S'incavajèra mò qualunque vizzio...
vojo ride però, co tanto sguazzo
de cavajeri, ar giorno der giudizzio.
Quanno che Gesucristo, arzanno er
braccio, dirà: "Signori cavajer der cazzo,
ricacàte ste croci, e a l'infernaccio."
(G. G. Belli, Li cavajeri, son. 1227)
Nel 1997 cadde sulla Biblioteca una pioggia di cavalierati che per lo più andarono a decorare funzionari-intellettuali ancora giovani e in servizio.
Chi possiede un titolo scolastico superiore quasi sempre è smanioso di mettersi in mostra, sotto qualsiasi luce. Pur di sembrare un cavaliere, non teme di andare in giro, nel mondo irreale della pubblica amministrazione, a cavallo di un manico di scopa o, se manca anche la scopa, semplicemente sculacciandosi le natiche, come facevano i bambini fino a cinquant’anni fa, quando fingevano di spronare con un frustino immaginari cavalli in cavalcate di fantasia.
Di fronte a questa cavalleria piena di fiocchi ma poco eroica, come ristabilire i veri valori, se non contrapponendole la pazienza, la fatica e lo spirito di sacrificio, che sono le doti tradizionali dei fanti?
In Biblioteca lavorano ancora alcune persone semplici, laboriose e degne di affetto.
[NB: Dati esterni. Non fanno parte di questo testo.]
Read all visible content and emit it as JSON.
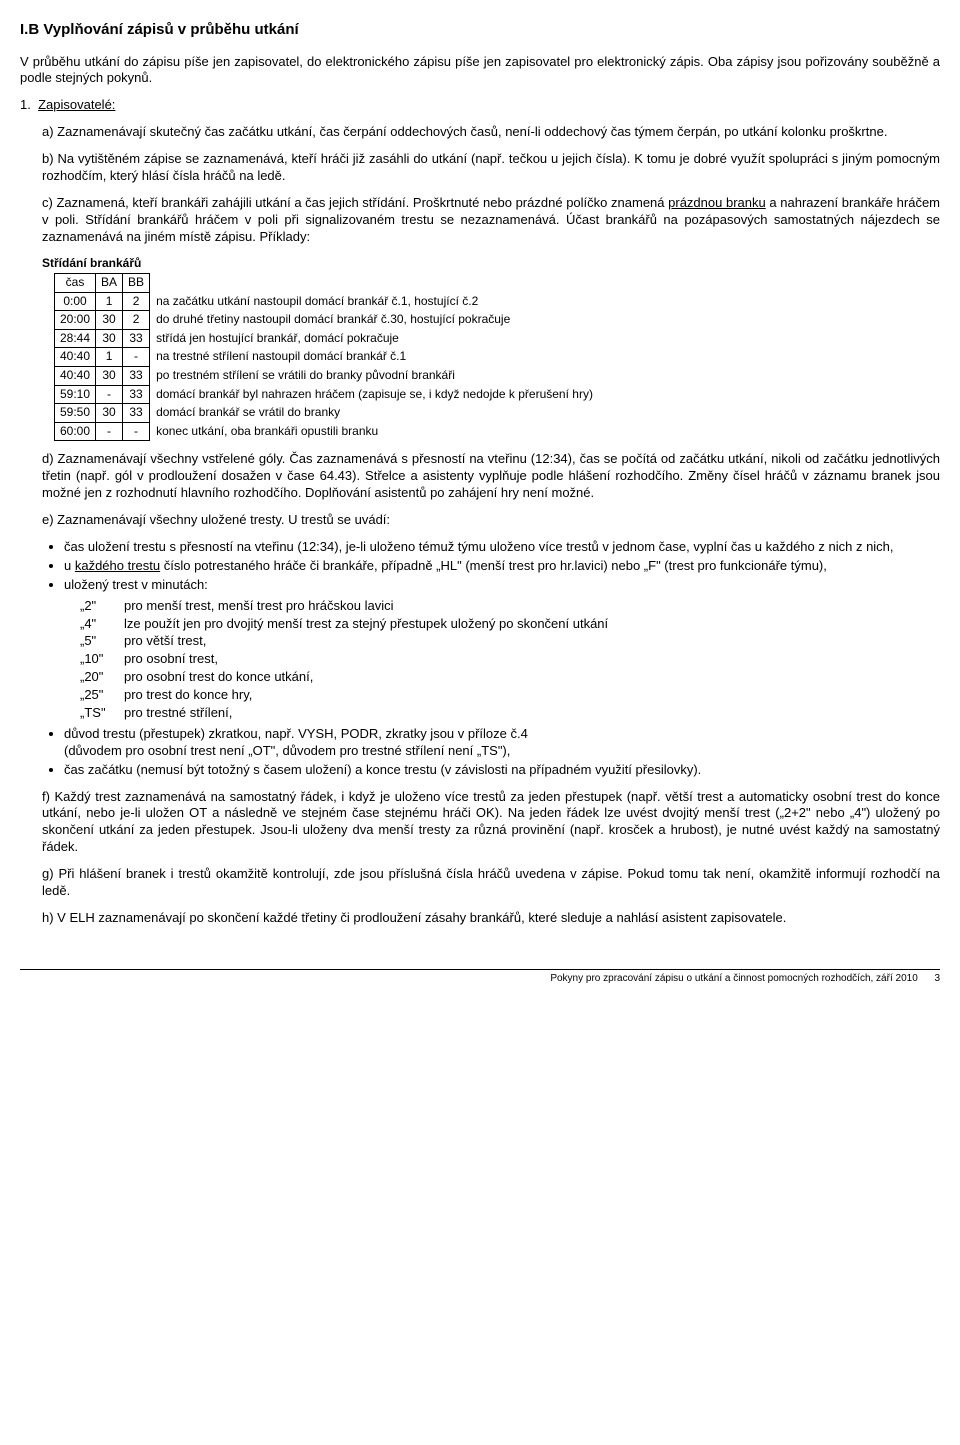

Il loro tratto comune è una disponibilità piena di mitezza d’animo e, almeno nel lavoro, una serenità costante.
In un tempo lontano, fra il cavaliere, che reprimeva la malizia dei malvagi e salvava la giustizia (come raccomandava una scritta sulla facciata di una chiesa medievale), e il fante c'era la stessa enorme differenza che passa fra una rosa e una margherita.
La rosa risplende anche da sola e la sua profumata bellezza può quasi riempire un intero giardino. Di margherite, invece, ce ne vogliono migliaia per illuminare un prato.
Oggi accade piuttosto il contrario: i funzionari-cavalieri non solo non salvano più la giustizia, ma addirittura si scrivono da sé le proprie lodi, che il direttore-sovrano si limita a sottoscrivere.